Nuttall was born in San Francisco in 1857 to Irish father Dr. Robert Kennedy Nuttall and Mexican-American mother Magdalena Parrott.[1] She specialised in pre-Columbian Mesoamerican manuscripts and the pre-Aztec culture in Mexico. She traced the Mixtec codex now called the Codex Zouche-Nuttall and wrote the introduction to its first facsimile publication.[2]
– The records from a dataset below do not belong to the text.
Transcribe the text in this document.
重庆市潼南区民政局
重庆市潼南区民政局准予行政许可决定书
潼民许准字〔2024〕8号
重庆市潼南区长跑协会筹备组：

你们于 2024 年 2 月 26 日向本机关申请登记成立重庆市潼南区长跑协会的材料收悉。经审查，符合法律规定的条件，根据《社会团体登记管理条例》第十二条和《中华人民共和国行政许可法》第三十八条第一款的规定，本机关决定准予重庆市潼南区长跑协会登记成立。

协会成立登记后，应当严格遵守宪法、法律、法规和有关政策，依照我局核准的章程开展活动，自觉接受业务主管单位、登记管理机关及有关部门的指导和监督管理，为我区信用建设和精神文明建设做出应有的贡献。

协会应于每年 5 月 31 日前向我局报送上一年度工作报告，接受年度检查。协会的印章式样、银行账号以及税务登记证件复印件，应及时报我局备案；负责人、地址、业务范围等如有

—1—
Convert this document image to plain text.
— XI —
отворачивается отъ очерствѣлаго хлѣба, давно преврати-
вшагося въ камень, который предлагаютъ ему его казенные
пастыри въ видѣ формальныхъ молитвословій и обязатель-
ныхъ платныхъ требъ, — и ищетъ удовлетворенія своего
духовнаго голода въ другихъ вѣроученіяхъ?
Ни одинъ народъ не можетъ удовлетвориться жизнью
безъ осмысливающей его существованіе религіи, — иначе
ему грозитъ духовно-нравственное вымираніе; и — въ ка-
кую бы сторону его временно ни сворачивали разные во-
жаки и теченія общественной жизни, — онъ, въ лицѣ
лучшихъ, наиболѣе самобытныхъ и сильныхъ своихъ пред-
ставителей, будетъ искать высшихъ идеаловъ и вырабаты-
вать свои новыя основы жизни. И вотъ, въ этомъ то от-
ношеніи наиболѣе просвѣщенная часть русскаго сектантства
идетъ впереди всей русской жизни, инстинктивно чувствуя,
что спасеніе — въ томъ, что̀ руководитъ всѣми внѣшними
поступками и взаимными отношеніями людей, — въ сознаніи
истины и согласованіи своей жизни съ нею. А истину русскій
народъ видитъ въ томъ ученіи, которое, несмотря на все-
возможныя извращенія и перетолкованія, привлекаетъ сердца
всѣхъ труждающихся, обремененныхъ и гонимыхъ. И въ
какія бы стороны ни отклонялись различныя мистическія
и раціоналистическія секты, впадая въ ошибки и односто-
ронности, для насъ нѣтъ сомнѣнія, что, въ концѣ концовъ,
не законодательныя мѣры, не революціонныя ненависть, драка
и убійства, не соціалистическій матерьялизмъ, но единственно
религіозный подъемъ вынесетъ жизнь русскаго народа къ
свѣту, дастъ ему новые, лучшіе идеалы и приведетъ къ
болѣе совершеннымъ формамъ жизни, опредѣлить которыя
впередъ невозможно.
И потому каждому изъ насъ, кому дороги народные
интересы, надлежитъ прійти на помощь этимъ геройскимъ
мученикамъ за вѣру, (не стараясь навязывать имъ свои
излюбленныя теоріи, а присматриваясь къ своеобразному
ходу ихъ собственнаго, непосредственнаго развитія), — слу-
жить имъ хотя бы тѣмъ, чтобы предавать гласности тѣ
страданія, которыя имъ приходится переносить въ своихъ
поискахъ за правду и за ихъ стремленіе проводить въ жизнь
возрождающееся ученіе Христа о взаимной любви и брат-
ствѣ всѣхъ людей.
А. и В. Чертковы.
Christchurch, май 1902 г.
She was educated in France, Germany, and Italy, and at Bedford College, London. During Nuttall’s first trip to Mexico in 1884 with her family, she worked for the National Museum of Anthropology, and collected terracotta heads from San Juan Teotihuacan.([3]). This was the foundation of the publication which would lead her into prominence, the "Terra Cotta Heads of Teotihuacan" for the American Journal of Archaeology (1886).[[4]] She was appointed Special Assistant of the Peabody Museum of Archaeology and Ethnology at Harvard, and was named Honorary Professor of Archaeology at the National Museum of Anthropology in Mexico.[1]
She was the basis for D.H. Lawrence's character Mrs. Norris in his novel The Plumed Serpent.[1]